It is the second problem from my maths notebooks, which is still unsolved. I translated it from Russian, so their may be some discrepancies in translation. So, I also added image.
First problem was Geometry Problem about Cyclic Quadrilateral.
The circle $S_1$ with centre $C_1 (a_1 , b_1)$ and radius $r_1$ touches (or tangent to) externally the circle $S_2$ with centre $C_2 (a_2 , b_2)$ and radius $r_2$. Their common tangent passes through the origin.

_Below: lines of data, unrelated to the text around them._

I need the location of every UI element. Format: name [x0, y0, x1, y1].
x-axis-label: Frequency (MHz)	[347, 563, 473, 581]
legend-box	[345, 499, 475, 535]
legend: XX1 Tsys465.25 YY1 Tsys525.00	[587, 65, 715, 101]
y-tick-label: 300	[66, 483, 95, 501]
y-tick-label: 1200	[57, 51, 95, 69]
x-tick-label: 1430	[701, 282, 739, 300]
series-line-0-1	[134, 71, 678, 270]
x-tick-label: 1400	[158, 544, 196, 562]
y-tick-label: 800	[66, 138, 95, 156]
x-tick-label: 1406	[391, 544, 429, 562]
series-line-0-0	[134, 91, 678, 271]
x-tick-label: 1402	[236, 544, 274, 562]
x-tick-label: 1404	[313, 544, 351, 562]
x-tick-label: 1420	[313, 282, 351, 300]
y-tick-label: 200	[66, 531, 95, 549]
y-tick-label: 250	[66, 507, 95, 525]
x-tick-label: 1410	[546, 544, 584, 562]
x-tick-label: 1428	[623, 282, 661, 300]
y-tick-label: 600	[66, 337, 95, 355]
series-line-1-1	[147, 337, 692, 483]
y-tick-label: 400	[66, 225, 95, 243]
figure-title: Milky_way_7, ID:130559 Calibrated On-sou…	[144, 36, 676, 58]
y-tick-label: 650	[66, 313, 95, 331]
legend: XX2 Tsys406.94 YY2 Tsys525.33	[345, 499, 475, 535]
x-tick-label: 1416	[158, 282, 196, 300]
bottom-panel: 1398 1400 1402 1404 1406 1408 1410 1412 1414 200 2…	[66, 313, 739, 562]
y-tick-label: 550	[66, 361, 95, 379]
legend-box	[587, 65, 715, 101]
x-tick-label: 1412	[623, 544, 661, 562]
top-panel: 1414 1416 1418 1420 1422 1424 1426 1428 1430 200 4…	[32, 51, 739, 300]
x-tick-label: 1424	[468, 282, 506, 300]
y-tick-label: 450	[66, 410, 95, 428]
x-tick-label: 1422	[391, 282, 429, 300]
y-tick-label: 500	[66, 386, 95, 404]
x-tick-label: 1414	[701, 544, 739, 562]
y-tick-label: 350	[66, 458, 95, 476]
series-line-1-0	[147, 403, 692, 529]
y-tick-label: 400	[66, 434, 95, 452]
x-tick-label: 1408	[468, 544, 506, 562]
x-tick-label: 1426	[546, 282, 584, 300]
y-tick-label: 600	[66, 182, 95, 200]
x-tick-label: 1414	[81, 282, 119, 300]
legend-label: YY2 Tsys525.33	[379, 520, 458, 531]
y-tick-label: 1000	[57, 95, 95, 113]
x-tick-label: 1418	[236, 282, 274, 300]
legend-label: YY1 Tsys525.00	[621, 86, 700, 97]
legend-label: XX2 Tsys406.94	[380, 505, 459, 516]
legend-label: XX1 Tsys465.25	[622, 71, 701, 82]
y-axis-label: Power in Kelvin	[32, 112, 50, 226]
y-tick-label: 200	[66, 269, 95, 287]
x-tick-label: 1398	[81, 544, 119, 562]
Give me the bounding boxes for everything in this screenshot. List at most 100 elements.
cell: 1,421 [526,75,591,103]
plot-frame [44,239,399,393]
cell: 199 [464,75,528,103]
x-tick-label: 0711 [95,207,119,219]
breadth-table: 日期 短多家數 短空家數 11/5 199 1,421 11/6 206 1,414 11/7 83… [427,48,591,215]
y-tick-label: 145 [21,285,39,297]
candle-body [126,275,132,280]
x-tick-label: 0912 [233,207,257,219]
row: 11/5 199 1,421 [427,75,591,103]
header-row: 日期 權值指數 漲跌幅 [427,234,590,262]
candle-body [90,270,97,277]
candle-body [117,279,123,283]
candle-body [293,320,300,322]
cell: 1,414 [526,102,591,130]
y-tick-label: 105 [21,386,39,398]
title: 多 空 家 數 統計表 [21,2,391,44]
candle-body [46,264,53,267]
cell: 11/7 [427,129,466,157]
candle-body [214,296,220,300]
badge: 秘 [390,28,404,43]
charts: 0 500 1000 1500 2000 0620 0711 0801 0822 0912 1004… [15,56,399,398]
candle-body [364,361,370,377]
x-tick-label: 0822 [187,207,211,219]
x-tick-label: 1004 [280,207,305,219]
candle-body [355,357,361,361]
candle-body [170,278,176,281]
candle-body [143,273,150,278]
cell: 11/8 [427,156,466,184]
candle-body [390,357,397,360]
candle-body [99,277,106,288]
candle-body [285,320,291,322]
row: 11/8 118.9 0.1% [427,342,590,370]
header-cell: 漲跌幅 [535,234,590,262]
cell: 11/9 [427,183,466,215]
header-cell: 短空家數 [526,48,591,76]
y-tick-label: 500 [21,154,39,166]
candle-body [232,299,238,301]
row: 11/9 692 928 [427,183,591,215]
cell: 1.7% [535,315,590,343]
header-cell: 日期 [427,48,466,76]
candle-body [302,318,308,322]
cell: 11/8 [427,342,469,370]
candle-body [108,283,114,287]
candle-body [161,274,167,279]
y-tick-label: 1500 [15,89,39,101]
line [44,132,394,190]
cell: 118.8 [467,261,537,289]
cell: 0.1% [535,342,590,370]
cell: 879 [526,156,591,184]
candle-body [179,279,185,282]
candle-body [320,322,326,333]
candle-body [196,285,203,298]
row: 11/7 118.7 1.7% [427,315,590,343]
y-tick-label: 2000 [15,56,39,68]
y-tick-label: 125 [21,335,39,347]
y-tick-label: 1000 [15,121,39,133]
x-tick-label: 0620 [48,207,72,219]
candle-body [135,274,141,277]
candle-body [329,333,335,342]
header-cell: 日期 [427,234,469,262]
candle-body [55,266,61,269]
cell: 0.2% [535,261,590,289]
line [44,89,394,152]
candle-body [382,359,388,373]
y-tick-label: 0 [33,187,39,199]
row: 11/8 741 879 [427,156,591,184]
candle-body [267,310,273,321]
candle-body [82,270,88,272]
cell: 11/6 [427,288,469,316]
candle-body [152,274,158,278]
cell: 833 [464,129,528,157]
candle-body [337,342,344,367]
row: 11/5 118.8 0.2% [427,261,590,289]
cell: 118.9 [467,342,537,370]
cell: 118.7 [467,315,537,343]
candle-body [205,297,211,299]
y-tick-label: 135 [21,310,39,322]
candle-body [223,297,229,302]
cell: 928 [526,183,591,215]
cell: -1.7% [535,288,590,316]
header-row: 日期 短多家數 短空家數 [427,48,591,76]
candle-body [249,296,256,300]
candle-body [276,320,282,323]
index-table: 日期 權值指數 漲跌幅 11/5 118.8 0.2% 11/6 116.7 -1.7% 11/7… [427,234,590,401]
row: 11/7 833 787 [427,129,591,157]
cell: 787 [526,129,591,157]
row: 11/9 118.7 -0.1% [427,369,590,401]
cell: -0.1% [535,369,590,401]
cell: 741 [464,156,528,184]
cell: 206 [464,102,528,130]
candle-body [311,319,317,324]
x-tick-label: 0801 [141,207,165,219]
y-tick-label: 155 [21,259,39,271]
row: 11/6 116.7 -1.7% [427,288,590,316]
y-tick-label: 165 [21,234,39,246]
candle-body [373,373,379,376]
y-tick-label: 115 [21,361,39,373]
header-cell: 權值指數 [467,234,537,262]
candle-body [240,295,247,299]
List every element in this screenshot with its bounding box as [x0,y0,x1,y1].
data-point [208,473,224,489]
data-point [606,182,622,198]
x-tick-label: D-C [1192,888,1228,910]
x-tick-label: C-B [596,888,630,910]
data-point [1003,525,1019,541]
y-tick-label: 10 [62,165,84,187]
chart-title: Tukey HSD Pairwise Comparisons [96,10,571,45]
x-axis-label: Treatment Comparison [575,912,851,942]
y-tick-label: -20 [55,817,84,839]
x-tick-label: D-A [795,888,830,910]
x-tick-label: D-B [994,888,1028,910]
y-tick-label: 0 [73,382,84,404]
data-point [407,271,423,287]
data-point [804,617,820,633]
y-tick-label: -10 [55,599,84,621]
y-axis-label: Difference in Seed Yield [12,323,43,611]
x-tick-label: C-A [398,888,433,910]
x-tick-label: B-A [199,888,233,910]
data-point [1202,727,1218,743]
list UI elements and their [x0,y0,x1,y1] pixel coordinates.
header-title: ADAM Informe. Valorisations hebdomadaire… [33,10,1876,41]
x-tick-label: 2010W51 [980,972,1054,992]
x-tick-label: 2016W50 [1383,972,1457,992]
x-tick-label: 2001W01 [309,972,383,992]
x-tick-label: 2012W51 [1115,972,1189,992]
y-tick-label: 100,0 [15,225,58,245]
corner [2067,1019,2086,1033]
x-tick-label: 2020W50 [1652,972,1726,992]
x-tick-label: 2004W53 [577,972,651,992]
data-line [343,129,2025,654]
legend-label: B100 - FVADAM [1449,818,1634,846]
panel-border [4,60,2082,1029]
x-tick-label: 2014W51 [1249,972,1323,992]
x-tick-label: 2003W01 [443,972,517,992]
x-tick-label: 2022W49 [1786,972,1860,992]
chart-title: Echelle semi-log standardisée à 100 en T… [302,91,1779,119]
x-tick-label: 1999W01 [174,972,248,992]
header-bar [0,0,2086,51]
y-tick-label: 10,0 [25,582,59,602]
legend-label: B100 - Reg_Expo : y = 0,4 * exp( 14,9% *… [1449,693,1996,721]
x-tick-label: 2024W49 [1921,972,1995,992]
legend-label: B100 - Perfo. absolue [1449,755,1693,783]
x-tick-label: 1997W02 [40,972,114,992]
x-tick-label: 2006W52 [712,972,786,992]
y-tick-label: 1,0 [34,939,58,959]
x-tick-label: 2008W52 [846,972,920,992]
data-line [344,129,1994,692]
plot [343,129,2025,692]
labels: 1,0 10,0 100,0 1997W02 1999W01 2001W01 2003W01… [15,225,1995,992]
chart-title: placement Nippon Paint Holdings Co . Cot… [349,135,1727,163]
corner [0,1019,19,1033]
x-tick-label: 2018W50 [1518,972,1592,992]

Show that, $(a_1)^2 - (a_2)^2 + (b_1)^2 - (b_2)^2 = (r_1)^2 - (r_2)^2 \; \; \; $ (i)
If, also other tangents from origin are perpendicular, prove that $|a_2b_1 -a_1b_2| = |a_1a_2 + b_1b_2| \; \; \; $ (ii)
I have solved (i), so I need solution only for (ii).
Use the fact that angle $C_1OC_2 = \frac {\pi} 4$
So the angle between x-axis and $ OC_1$ is $\frac \pi 4$ more or less than angle between x-axis and $OC_2$
Hint: Use compound angle formulae and $\frac {b_1}{a_1}$ and $\frac {b_2}{a_2}$.